June 01, 2014

Looking Up to Heaven

Seventh Sunday of Easter, Year A • Easter
Acts 1:6-14, Psalm 68:1-10,33-36, I Peter 4:12-14, 5:6-11, John 17:1-11

Like Jesus’ first disciples, we tend to waste a lot of time and energy looking up to heaven when we need to be about God’s business in the world around us. We remember how good it was when we had that mountaintop experience—whatever it may have been (certainly unique for each of us)—and we want to feel that closeness to God again. We hope we will find it in church on Sunday morning, but it is the same old thing—the same routine liturgy, the same people who have their same problems and excuses. The spark we look for just isn’t there. The sermon is okay; the music is fine; we take communion, but nothing happens. We’re still the same mess we were when we got out of bed. We hope our Christian friends will be able to help us, that they will say or do whatever is necessary to get us back on track. Unfortunately, they are also struggling with the circumstances of their lives. They have no easy answers either. So we remain frustrated, disappointed because nothing or no one meets our expectations. As long as we stew in our self-pity because we’re not experiencing the Divine in the way we’d like to, we’re not very effective witnesses.

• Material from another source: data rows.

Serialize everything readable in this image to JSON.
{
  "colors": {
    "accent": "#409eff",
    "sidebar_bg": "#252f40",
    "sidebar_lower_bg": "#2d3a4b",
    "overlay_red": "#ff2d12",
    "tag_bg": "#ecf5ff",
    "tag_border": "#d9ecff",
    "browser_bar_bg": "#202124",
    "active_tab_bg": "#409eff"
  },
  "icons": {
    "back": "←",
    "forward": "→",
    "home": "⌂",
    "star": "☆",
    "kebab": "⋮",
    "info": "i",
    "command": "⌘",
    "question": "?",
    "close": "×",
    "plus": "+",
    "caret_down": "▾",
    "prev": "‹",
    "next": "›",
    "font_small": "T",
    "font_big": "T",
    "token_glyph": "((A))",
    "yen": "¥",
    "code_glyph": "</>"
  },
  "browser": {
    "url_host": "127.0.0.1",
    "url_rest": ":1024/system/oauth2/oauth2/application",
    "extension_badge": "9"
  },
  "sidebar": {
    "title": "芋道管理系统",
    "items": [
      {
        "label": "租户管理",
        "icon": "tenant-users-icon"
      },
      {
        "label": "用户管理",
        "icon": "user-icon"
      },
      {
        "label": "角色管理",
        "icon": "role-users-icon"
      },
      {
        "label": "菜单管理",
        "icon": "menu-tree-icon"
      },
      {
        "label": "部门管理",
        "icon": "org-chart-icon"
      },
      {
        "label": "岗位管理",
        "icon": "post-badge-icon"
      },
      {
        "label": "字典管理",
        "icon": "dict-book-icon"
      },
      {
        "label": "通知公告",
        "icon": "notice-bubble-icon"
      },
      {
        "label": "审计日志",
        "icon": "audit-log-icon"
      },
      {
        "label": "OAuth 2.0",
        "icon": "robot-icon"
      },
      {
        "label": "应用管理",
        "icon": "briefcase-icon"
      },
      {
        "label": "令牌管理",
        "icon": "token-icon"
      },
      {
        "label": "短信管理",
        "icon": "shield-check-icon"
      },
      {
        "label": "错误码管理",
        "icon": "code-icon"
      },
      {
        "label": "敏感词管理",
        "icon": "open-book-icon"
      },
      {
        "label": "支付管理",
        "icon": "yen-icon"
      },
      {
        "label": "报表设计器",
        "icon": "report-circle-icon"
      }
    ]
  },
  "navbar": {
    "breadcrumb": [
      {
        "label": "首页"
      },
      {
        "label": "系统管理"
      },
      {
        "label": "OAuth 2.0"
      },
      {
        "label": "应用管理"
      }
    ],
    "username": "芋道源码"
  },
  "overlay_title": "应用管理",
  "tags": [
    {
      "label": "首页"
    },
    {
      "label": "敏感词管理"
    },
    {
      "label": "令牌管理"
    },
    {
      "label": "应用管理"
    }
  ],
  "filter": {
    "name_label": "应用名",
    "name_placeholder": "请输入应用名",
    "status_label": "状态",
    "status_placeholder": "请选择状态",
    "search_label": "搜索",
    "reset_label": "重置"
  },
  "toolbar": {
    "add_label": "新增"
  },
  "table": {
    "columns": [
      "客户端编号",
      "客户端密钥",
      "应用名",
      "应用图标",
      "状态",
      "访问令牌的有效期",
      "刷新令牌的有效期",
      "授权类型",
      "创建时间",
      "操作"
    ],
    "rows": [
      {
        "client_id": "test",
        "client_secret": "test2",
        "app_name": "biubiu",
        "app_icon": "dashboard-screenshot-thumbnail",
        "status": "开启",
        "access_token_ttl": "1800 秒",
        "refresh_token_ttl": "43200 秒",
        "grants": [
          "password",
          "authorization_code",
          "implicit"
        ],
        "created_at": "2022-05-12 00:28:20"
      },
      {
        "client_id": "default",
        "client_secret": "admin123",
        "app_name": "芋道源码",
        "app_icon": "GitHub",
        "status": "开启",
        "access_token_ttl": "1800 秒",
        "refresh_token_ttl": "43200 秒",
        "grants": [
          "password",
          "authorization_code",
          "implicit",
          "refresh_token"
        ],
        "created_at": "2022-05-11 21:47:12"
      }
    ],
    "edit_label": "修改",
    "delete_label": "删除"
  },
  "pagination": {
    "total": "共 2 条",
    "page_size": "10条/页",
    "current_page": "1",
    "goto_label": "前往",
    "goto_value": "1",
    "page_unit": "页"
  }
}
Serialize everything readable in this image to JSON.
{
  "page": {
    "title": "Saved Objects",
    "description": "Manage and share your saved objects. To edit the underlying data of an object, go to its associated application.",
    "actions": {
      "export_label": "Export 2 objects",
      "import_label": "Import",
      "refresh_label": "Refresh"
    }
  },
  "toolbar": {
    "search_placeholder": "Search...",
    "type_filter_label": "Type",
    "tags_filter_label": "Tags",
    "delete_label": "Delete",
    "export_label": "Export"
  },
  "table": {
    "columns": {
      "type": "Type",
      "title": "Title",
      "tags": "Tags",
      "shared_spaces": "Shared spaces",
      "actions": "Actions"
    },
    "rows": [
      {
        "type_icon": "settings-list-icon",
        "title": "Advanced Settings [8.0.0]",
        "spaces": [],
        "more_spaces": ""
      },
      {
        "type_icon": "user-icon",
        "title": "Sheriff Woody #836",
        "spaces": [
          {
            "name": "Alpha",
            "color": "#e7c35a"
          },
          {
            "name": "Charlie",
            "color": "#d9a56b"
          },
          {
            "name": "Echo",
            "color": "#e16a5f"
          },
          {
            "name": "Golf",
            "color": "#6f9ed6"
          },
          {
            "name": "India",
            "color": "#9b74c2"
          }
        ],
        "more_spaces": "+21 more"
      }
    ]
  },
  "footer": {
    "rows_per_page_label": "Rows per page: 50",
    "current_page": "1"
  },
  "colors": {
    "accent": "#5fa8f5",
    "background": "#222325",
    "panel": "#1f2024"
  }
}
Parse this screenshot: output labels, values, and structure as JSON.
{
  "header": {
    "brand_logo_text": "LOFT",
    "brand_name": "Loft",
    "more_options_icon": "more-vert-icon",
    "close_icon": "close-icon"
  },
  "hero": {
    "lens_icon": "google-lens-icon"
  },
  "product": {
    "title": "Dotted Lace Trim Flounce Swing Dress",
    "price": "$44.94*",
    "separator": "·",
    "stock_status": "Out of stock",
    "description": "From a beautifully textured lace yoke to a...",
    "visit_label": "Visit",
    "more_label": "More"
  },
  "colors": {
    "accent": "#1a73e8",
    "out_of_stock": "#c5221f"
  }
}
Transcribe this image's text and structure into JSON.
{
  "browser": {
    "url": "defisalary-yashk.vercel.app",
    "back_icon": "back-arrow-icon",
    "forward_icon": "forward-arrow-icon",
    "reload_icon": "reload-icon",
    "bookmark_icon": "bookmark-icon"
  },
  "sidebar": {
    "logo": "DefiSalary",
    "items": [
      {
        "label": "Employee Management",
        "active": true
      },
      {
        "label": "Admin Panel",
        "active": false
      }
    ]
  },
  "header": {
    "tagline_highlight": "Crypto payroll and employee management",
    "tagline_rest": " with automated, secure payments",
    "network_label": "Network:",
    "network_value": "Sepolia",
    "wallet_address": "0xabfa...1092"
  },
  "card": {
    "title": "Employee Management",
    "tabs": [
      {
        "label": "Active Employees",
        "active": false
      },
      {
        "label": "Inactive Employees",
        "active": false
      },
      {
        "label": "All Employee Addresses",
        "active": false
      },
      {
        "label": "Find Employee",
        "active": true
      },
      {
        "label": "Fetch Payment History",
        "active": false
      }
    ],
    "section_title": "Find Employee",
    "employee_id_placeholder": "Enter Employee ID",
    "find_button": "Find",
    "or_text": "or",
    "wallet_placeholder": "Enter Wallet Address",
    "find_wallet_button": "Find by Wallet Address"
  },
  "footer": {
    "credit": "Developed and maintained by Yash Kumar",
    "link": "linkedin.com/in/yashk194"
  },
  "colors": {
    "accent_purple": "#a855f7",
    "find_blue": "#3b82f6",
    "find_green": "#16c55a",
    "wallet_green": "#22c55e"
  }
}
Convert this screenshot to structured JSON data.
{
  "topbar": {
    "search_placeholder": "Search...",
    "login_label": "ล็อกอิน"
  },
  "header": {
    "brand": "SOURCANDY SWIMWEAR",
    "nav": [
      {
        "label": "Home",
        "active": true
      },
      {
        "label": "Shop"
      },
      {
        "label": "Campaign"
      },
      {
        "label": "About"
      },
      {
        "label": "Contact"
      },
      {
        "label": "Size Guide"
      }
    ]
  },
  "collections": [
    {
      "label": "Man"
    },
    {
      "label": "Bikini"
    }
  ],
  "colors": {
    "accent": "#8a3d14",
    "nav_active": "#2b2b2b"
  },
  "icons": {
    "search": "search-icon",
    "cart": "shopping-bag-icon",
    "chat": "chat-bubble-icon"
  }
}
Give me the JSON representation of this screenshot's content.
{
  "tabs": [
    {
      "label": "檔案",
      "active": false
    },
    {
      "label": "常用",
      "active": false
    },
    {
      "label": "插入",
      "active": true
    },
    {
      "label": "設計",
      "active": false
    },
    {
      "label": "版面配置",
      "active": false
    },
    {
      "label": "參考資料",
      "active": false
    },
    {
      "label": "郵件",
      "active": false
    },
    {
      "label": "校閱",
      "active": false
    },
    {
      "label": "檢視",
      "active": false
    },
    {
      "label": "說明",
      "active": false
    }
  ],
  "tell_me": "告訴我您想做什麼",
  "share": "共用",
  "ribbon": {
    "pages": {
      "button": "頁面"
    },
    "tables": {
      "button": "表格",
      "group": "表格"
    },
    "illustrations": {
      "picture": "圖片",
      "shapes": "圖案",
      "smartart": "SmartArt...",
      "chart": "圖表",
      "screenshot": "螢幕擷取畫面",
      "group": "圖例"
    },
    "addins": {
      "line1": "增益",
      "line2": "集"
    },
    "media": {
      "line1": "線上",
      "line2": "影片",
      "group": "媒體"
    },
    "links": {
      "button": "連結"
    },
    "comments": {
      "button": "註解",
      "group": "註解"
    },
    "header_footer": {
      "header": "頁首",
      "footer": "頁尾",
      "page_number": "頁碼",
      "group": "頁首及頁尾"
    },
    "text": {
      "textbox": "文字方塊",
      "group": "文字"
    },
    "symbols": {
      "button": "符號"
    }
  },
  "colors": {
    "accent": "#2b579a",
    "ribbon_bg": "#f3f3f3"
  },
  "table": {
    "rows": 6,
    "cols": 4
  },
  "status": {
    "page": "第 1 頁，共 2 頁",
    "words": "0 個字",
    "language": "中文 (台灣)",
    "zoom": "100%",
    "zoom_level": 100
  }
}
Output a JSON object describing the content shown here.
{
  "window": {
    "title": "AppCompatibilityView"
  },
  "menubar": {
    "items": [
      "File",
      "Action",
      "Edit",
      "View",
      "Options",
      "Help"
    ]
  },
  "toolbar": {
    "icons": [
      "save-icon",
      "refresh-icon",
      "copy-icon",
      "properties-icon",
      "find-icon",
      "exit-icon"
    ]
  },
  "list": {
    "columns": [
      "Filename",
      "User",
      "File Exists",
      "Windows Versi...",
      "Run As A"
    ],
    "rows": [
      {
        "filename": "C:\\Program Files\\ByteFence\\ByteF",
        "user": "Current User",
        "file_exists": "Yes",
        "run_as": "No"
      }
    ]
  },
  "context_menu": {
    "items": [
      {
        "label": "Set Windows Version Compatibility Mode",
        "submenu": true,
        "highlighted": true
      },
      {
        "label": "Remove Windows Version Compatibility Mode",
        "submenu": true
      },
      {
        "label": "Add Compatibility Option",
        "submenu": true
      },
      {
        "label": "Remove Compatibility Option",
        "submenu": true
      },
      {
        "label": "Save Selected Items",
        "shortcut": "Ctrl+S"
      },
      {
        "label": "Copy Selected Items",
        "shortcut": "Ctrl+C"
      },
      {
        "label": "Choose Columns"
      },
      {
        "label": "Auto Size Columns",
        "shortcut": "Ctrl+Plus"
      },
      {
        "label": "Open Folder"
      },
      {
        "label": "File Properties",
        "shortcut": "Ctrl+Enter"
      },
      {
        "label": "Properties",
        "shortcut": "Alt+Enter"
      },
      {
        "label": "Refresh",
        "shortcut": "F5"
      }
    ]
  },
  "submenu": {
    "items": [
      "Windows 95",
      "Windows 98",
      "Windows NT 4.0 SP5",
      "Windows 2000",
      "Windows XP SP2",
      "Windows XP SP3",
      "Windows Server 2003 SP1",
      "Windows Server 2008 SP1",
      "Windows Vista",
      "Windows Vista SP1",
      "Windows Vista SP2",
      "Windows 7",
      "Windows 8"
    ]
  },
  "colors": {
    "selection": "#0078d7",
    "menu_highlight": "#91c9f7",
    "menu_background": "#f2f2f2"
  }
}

To answer Christ Jesus’ call to proclaim the good news of God’s redeeming love, we have to surrender all our expectations and love, actively love, one another, warts and all. We have to keep on keeping on even when the door is shut in our face, and we feel disheartened and rejected. When we do continue to reach and give of ourselves, however, we discover that we didn’t lose Christ on the mountaintop after all. We find him right here looking back at us from the eyes of those whose lives we touch.